La fina línea verde.
Por Carlos Pissolito.
Una realidad
Diversos reportes periodísticas, muchos de ellos basados los informes
anuales de la Oficina de las Naciones Unidas contra la Droga y el Delito
(UNODC), nos alertan de que nuestro país, la República Argentina, estaría entre
los que tienen la mayor proporción del mundo entero de personas que admiten el
consumo de cocaína.
Por supuesto que hay otros indicadores como quiénes son los mayores
productores de cocaína a nivel mundial, lo que no es sencillo de determinar. Por
el contrario, la cantidad decomisada es un indicador mucho más verificable. Colombia,
por ejemplo, quien es considerado, a la vez el 1er productor mundial, está al
tope de la lista con unas 254 toneladas de cocaína, lo que representa el 35% de
todo lo decomisado a nivel mundial. Argentina por su parte ocupa el 12do lugar
en la tabla de decomiso, con solo unas 15 toneladas. Un dato que no es sencillo
de interpretar. Ya que la relativamente baja cantidad de droga decomisada puede
ser atribuida, tanto a su condición de país no productor de esta sustancia -lo
cual también está en discusión- o a la
ineficiencia de nuestras agencias gubernamentales.
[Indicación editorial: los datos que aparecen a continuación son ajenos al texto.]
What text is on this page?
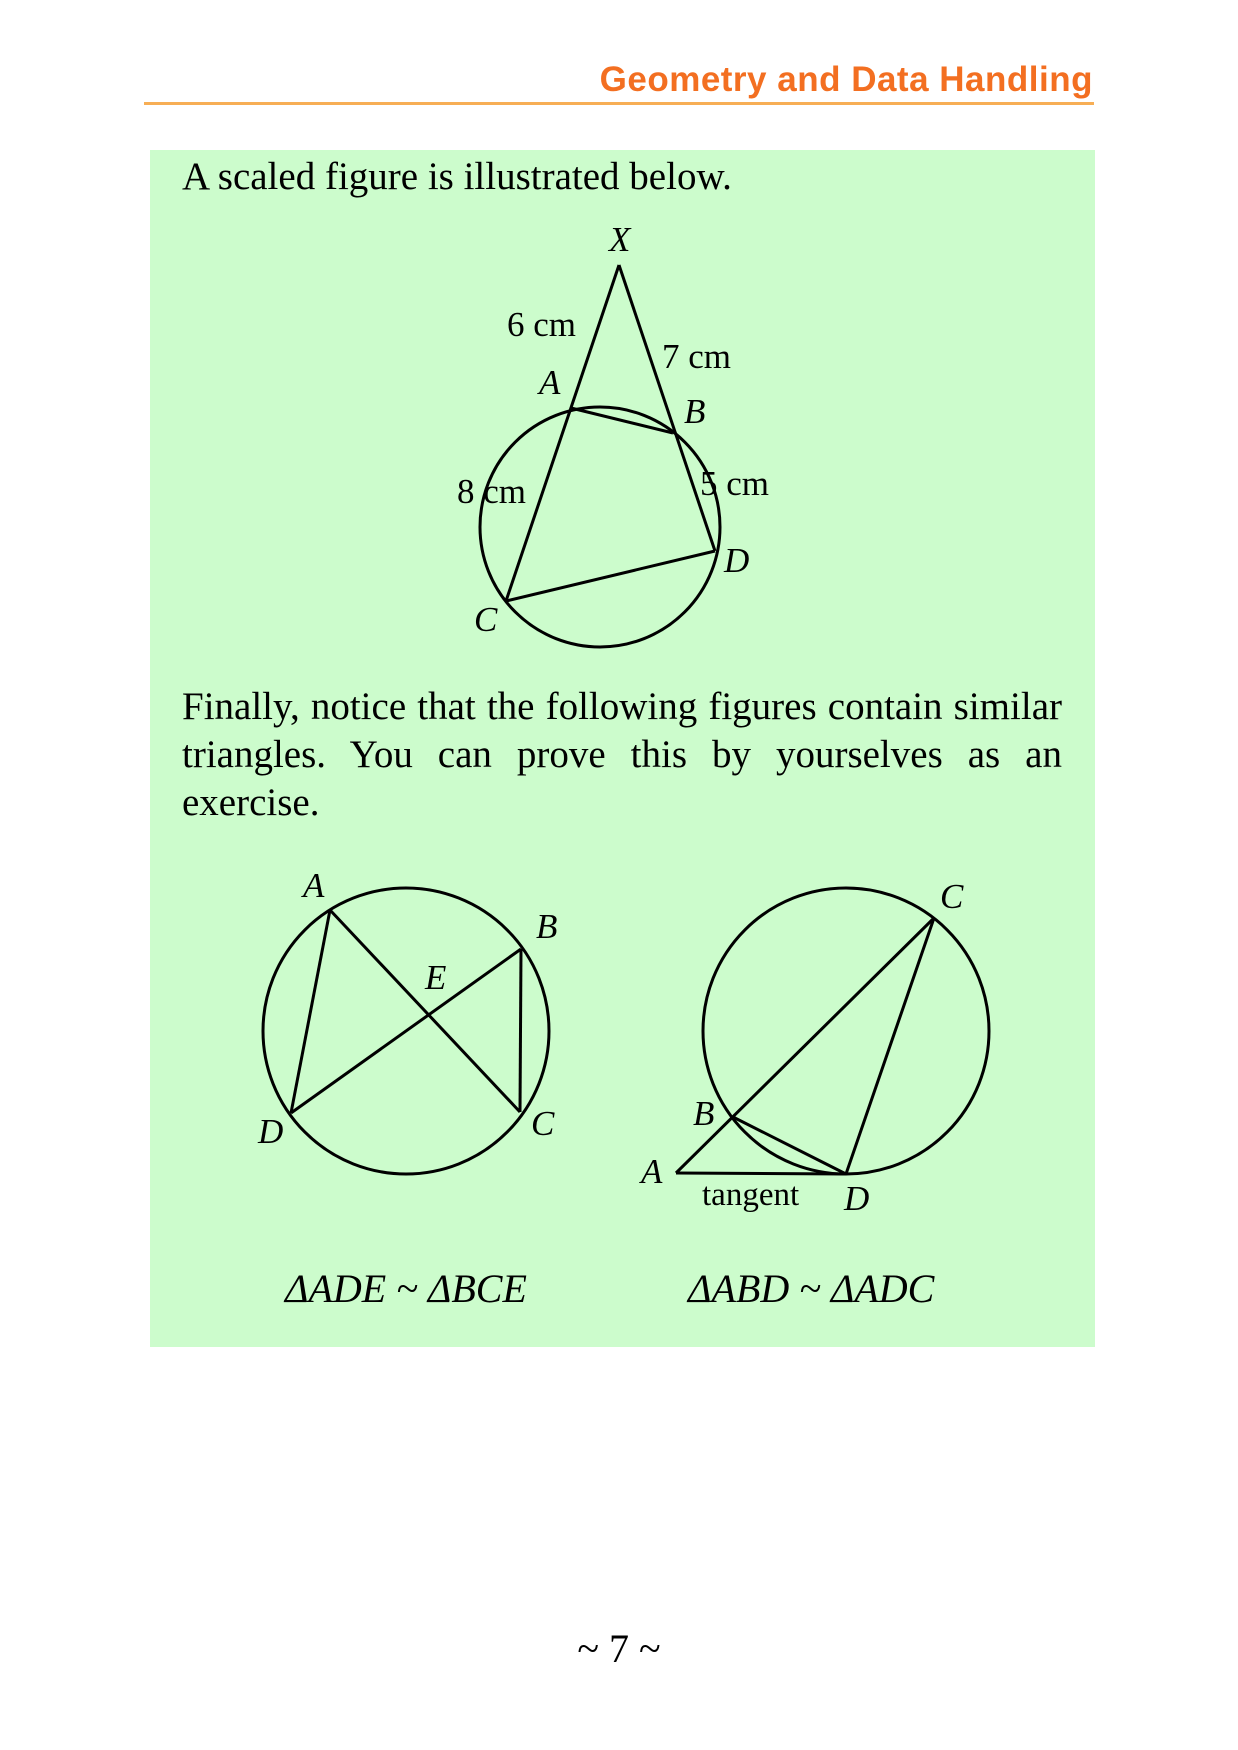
Geometry and Data Handling

A scaled figure is illustrated below.

X
A
B
C
D
6 cm
7 cm
8 cm	5 cm

Finally, notice that the following figures contain similar triangles. You can prove this by yourselves as an exercise.

A
B
E
C
D
C
B
A
D
tangent
ΔADE ~ ΔBCE	ΔABD ~ ΔADC
~ 7 ~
De todos modos lo que no puede negarse son dos factores determinantes. El
primero, es que nuestro país vine creciendo, especialmente durante la presente
década, en todos los indicadores
relacionados con el tráfico de drogas. El segundo, es que este crecimiento está
relacionado con dos factores fundamentales. A saber: una creciente presencia en
nuestro territorio de organizaciones del crimen organizado -tanto locales como
extranjeras- vinculadas con el tráfico
de drogas, de armas y de personas; y una
notoria incapacidad del Estado por siquiera contener este avance, ya sea en sus
orígenes, en su desarrollo o en sus consecuencias.
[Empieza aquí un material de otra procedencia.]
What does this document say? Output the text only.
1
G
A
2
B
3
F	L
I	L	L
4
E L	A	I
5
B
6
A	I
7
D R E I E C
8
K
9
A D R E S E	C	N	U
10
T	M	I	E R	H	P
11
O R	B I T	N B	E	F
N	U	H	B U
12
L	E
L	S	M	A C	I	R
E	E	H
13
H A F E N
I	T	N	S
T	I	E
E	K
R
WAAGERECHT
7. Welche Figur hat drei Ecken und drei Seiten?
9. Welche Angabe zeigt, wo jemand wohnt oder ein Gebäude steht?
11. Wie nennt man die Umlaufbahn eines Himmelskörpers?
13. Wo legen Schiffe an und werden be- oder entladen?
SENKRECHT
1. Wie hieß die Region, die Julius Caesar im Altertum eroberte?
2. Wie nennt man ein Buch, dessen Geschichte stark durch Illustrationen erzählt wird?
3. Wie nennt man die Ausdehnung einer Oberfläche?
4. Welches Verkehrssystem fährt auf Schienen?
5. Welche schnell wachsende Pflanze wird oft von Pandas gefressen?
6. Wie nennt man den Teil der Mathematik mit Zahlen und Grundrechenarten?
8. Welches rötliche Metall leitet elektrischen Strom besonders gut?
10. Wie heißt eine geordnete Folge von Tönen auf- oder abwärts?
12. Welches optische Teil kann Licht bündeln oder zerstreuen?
Ante esta innegable realidad hay dos posturas antagónicas, pero
igualmente erróneas. Una que sostiene que no estamos tan mal, que lo que aquí
sucede no es más que el reflejo de lo que sucede a nivel global. Esta es la
postura oficial. Una que no tiene por objetivo luchar contra el narcotráfico,
siquiera contenerlo. Una que se contenta con solo hacer una suerte de "control
de daños" sobre sus efectos más visibles. La otra postura, la tremendista,
asegura que no hay salvación y que estamos a un paso de ser México. Que es
inútil tratar de luchar contra un monstruo como el narcotráfico.
Creo que ambas posturas están igualmente equivocadas. Una porque es la
simple muestra de una negligencia criminal. La otra, porque niega toda esperanza
y se rinde antes de luchar.
Ante ambos extremos me atrevo a proponer otra postura distinta. Una
superadora de los errores que contienen ambas y que nos permita enfrentar al "enemigo"
que se nos presenta. Aunque, como explicaré más adelante, no podamos designarlo
de esta forma.
El Estado como
objetivo.
Lo que está aquí en juego es, no nada más nada menos, que la
supervivencia del Estado. En su rol vital de ser el dueño de la violencia y de ser
el último garante de los derechos y libertades de sus gobernados.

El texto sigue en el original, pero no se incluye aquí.